Graf: "very proud of the Mirror"

Philip Graf is adamant that there is no hidden agenda behind his shock decision to leave his post as chief executive of Trinity Mirror next summer.

"I hate to disappoint the conspiracy theorists, but there is no conspiracy here," he said. "Whatever other people choose to spin on it, that’s their business. It is very straightforward and very simple."

Graf points to the fact that he has been doing the job for 10 years and will be 57 next summer, when he plans to leave.

He said he had no definite plans but was considering jobs within and outside newspapers, and possibly in the public sector.

But what is a surprise is the announcement of Graf’s departure coming at a time when the Daily Mirror is locked in a fierce circulation battle with The Sun and the jury is still out on the success of the paper’s switch to a more serious approach to news.

He stressed: "I am very proud of what we have done with the Mirror. It is something I am very proud to be associated with." He said of Mirror editor Piers Morgan: "I find Piers an exceptional editor, very good to work with. He understands, despite what others might wish to make of him, the commercial world very well indeed."

In the time Graf has been with Trinity he has overseen the spectacular growth of the company to become the country’s biggest regional newspaper group, after the takeover of Thomson Regional Newspapers in 1996. He followed this three years later with the Mirror merger.

"Trinity was, I think, the first to see the need to consolidate in the regional industry. We built the business on the back of that and we are beginning to reap the rewards," Graf said.

One regret is being forced to sell the Belfast Telegraph. "We got good value for it but the reasons behind us having to sell it were very disappointing."
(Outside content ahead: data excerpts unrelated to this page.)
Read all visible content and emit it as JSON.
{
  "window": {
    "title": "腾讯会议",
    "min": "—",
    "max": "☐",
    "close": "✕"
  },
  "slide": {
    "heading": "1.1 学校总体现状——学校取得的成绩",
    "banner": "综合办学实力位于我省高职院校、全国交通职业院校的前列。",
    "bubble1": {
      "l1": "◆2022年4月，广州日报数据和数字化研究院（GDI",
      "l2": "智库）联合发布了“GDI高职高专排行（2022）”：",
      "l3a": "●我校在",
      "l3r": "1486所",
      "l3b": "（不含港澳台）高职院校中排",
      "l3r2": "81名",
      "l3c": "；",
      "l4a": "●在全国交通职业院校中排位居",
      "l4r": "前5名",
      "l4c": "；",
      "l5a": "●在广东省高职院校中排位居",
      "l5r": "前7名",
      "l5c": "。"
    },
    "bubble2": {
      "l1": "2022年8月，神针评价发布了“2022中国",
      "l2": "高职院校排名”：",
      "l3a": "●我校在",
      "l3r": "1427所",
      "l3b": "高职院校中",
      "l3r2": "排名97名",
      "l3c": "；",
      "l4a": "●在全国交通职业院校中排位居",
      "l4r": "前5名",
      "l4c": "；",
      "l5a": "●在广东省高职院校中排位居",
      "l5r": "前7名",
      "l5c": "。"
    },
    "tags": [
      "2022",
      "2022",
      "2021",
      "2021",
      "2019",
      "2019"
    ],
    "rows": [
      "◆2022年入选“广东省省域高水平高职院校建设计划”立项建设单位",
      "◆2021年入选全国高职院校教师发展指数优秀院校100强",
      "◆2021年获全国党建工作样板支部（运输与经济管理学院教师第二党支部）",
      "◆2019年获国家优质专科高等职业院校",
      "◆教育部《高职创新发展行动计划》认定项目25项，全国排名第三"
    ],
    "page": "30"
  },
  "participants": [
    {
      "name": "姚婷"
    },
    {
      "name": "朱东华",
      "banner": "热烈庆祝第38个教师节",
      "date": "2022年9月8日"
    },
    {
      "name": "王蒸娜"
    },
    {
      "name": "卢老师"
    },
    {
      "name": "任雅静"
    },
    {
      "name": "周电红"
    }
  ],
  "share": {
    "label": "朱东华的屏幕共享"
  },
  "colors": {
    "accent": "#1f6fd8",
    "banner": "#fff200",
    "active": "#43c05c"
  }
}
Graff added: "I hope I can keep a connection with the newspaper industry. I owe it a lot and I enjoy the people in it enormously, so I would be very happy to stay involved." At a Society of Editors conference in Cardiff in 2000, Graff attacked what he called the "poor" standard of reporting of Trinity Mirror’s affairs by the rest of the press.

He said this week: "I think there are some very good media and very good City correspondents and there are some who could do with understanding both the industry and the business."

Trinity Mirror says it is looking both internally and externally for a successor. Internally, speculation centres on Joe Sinyor, the chief executive of newspapers, who joined the company from Sony.